The first arc of this novel is doing something genuinely interesting. The protagonist, reincarnated as the villain of a story he read in his past life, uses memory fragments to reveal what he actually was: not the monster the heroines believed, but someone whose sacrifices were systematically misunderstood or hidden. Watching the heroines shift from contempt to grief to something more complicated works emotionally, and the original protagonist getting his comeuppance has real satisfaction to it.

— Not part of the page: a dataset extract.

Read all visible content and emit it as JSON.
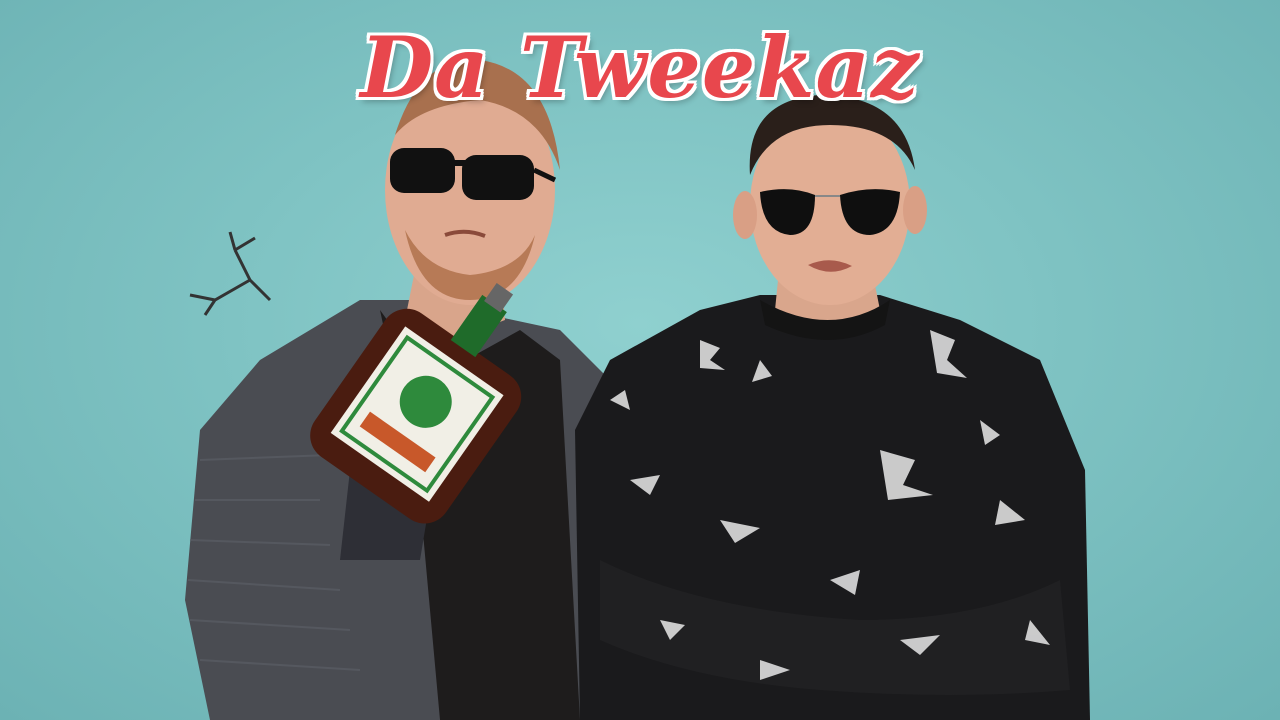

The formula shows its seams by the second arc. Each subsequent story pulls the same lever: show a heroines' revision of history, produce tears and regret, repeat. The emotional manipulation that felt fresh in the first hundred chapters becomes mechanical. The "higher world" reveal, which reframes the heroines as fragments of beings without genuine feeling for the MC, lands as a betrayal of everything the first arc built. Many readers recommend stopping around chapter 200, and that advice seems calibrated correctly.
The harem grows too large to develop meaningfully, and the shallow treatment of later heroines retroactively cheapens the earlier, more carefully constructed ones. The momentum that made the opening compelling is simply not sustained.
This is a 4.0 in the sense that the first half earns a much higher number and the second half earns considerably less. If you go in knowing that, you can read the strong portion and exit before the structure collapses. As a complete reading experience, it's uneven in ways that matter.